The graphit.graphit_module type object provides an interface to call into exported GraphIt functions. The functions have the exact same name as it had in the GraphIt file. The arguments follow the same name and order.

from scipy.sparse import csr_matrix
my_graph = load_npz("road-usad.npz")

ranks = pagerank_module.do_pagerank(edges=my_graph, damp=0.85)

The ranks which is of type numpy.array(dtype=float) can now be iterated over and its values used for further processing.

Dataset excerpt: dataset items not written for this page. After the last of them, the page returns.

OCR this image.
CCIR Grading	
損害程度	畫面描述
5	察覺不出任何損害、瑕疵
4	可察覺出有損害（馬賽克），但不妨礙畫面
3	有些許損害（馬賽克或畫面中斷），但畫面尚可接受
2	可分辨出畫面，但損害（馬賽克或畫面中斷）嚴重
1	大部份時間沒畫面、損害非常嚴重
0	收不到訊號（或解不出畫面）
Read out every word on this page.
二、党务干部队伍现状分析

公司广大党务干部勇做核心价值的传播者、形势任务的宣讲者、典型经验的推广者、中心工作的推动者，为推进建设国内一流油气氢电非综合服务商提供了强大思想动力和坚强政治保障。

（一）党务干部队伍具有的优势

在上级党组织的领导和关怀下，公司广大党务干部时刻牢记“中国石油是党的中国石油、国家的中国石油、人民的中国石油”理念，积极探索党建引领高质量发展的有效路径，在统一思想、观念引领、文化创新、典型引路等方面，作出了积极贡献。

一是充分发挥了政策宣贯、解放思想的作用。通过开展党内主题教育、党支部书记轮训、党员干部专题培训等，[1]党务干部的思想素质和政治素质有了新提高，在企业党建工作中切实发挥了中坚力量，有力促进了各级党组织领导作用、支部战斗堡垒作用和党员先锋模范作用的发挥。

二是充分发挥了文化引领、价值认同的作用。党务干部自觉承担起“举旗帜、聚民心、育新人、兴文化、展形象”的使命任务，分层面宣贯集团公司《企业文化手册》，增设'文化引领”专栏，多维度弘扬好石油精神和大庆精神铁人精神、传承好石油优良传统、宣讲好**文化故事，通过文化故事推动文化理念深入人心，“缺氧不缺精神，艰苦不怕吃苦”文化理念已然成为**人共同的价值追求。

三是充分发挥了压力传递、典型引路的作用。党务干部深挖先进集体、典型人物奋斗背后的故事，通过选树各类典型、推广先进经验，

Example with extern cpp files

import graphit
import scipy.io
from scipy.sparse import csr_matrix
src_add_one_module = graphit.compile_and_load("export_extern_simple_edgeset_apply.gt", extern_cpp_files=["extern_src_add_one.cpp"])

my_graph = csr_matrix(scipy.io.mmread("4.mtx"))
sum_returned = src_add_one_module.export_func(graph)

In this example, the export_extern_simple_edgeset_apply.gt file declares an extern function extern_src_add_one which takes a source and destination and performs an operation on the source node’s data. This function is called from the edgeset.apply operator. But the implementation of this function is not provided in the .gt file. It is provided as a cpp function in the cpp file extern_src_add_one.cpp. So we have provide a list containing the name of this file as the argument extern_cpp_files. This file is compiled separately when the module is compiled and linked in to the generated graphit module. If this argument is not provided, the compilation will fail with the linker error - Undefined symbol: extern_src_add_one.

Example with the parallelization type flag

import graphit
pagerank_module = graphit.compile_and_load("pagerank.gt", linker_args=["-lm"], parallelization_type=graphit.PARALLEL_CILK)

In this example we provide the parallelization_type as PARALLEL_CILK. This instructs the GraphIt compiler to make use of the CILK runtime while compiling the module. If we had used the graphit.PARALLEL_NONE option (which is the default option), the compiled code would have ran serially.